Once able to mindlessly grab a snack, or being able to go out to a restaurant on a whim, Asa now has to think about everything he eats. The routine now consists of testing, eating, calculating the carbohydrate ratio for everything he ate and testing again. At school, he isn’t able to accompany his friends back to class for recess, but rather he has to go to the front office and document all of the foods he ate at lunch, test, insulin, and document again. It is at these times that Asa has had to sacrifice in ways that his peers will never understand.
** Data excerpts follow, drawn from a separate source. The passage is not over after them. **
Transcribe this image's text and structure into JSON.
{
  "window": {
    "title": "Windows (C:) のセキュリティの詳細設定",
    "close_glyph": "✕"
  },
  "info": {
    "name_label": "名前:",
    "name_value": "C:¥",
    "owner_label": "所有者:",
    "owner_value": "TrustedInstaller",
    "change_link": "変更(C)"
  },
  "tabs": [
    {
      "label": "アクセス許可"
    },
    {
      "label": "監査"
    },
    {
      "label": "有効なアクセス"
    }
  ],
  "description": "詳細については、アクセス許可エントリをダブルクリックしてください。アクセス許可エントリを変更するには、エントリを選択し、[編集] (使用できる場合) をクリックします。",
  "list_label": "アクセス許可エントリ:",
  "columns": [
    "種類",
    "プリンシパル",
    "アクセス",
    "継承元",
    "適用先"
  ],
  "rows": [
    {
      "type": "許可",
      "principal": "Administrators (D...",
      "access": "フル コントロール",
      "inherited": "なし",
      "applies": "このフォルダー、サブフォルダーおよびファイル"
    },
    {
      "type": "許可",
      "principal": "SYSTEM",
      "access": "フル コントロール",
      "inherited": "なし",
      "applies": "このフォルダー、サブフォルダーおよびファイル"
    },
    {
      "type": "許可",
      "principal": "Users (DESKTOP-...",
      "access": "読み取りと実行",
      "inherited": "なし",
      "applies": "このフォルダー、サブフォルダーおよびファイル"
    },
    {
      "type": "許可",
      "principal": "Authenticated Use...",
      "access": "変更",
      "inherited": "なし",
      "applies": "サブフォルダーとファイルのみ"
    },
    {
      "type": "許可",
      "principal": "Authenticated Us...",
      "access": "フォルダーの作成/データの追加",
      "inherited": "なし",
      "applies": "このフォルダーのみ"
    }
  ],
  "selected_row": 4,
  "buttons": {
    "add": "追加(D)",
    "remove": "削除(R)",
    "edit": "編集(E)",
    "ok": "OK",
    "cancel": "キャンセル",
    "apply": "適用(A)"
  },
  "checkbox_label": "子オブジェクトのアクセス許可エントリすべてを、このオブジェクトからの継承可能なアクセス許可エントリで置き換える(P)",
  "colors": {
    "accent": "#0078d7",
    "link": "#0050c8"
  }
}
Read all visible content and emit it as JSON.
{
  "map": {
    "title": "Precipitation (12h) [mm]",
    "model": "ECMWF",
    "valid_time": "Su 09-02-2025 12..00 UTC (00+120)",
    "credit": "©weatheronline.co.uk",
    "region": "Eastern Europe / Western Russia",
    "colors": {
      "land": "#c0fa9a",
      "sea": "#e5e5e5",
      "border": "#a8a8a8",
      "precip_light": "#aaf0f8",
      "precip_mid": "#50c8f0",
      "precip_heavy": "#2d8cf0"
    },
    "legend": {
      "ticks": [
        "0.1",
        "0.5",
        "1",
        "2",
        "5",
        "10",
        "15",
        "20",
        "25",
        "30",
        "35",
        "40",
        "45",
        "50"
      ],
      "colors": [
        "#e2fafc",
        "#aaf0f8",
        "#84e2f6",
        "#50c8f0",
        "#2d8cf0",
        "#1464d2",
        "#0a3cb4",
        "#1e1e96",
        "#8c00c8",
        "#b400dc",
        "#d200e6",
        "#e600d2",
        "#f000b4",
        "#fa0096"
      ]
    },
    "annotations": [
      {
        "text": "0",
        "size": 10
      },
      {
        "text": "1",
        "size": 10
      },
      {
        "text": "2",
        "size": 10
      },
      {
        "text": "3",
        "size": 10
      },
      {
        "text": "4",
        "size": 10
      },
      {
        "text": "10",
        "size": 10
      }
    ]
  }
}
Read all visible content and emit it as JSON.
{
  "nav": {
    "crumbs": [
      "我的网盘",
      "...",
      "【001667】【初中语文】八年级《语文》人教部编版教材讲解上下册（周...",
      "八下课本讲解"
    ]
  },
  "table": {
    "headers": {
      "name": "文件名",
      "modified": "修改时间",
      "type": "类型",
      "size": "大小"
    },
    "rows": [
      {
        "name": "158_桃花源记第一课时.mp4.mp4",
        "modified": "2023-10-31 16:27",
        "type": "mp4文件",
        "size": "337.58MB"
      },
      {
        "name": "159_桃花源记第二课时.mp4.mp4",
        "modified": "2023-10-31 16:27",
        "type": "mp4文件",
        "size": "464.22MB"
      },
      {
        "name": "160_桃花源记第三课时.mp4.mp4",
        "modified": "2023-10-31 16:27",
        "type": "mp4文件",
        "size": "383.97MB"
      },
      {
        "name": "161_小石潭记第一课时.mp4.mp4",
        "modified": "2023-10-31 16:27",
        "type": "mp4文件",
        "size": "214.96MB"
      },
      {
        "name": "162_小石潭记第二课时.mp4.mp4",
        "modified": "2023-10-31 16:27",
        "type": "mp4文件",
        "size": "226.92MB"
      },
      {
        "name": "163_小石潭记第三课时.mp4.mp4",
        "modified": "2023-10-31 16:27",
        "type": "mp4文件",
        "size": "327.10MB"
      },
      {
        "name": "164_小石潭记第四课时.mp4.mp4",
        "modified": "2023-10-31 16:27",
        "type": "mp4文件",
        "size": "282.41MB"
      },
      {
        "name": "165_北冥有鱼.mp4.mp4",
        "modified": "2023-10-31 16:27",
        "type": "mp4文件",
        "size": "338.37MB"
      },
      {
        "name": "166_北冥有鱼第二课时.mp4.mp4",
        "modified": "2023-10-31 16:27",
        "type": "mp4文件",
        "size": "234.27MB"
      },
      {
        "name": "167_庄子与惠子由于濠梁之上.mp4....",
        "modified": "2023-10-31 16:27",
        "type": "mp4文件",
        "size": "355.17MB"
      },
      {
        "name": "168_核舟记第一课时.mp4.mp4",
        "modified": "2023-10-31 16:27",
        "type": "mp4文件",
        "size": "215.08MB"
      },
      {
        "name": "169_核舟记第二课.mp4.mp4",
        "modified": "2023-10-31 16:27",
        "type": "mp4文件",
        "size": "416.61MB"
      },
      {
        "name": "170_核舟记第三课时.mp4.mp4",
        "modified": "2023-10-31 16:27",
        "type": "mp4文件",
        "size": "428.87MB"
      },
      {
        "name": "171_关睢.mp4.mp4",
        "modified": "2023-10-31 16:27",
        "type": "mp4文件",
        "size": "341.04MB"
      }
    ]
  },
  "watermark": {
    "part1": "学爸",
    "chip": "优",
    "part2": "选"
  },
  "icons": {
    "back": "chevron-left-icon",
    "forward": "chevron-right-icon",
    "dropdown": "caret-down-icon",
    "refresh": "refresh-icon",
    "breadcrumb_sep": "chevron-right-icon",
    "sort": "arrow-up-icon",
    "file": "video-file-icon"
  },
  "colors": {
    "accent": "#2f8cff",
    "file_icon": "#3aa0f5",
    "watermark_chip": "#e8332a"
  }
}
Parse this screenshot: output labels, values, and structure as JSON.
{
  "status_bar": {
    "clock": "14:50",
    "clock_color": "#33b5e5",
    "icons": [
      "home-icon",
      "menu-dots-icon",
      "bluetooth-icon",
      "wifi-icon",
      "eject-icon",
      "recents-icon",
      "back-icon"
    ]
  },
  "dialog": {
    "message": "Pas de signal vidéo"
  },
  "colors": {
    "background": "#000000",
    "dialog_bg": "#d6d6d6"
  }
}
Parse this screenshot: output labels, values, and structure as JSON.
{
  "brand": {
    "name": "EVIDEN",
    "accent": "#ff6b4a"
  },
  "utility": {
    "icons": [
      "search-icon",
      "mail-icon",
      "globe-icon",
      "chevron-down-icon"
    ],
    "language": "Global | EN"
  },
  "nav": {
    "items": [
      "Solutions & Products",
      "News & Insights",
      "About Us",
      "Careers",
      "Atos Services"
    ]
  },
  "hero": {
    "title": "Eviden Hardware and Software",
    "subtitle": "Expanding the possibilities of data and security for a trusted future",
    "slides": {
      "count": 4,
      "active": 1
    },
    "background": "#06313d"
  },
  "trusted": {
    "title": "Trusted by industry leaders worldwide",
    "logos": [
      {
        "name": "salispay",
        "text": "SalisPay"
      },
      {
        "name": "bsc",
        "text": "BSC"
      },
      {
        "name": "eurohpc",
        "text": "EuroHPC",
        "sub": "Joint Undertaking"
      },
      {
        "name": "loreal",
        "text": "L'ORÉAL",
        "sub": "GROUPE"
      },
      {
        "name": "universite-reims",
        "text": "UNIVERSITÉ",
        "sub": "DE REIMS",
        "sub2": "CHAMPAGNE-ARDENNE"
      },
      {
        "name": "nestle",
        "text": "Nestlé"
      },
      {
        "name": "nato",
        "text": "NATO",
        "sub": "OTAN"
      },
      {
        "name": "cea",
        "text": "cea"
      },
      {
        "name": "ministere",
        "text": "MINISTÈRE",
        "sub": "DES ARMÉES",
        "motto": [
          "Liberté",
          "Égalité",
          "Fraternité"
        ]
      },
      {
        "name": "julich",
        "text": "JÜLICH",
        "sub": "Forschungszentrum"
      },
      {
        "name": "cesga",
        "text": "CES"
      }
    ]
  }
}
When asked how she felt after hearing the diagnosis, Krista said, “I felt like I failed him. I went back over everything I had done while I was pregnant, while he was a baby and was just beating myself up with mom guilt.” But once she was able to push aside the feelings of guilt for something she, nor anyone else, has any control over, her mom-pride shines bright for her son. “He is amazing, he is my hero. He has been a rock star through all of this and just takes it like this is just something he has to do.” It is clear to anyone who talks to Asa that his future is bright, and with the love and support of his family, there will be nothing to hold him back.
The Ties That Bind
If all of these parents were to write down the one thing that caused them the most anguish after their children received the diagnosis of Type 1 Diabetes, it would be the same across the board. Time after time each of them said, “I felt like I had done something wrong.” The same wishes and prayers of “I’d take this from them and give it to myself in a heartbeat” can be read across each of their faces. One by one these families have had to watch as their friends’ children are diagnosed with the disease that they “wouldn’t wish on anyone.” One by one they have comforted, guided and cried alongside one another as they try to find the answers. They have become their own support group, meeting and checking in on one another to make sure that today is a good day. It is said that it takes a village to raise a child. In the case of these extraordinary families, they have made their own village one of safety and support, not only for the children but for the parents as well.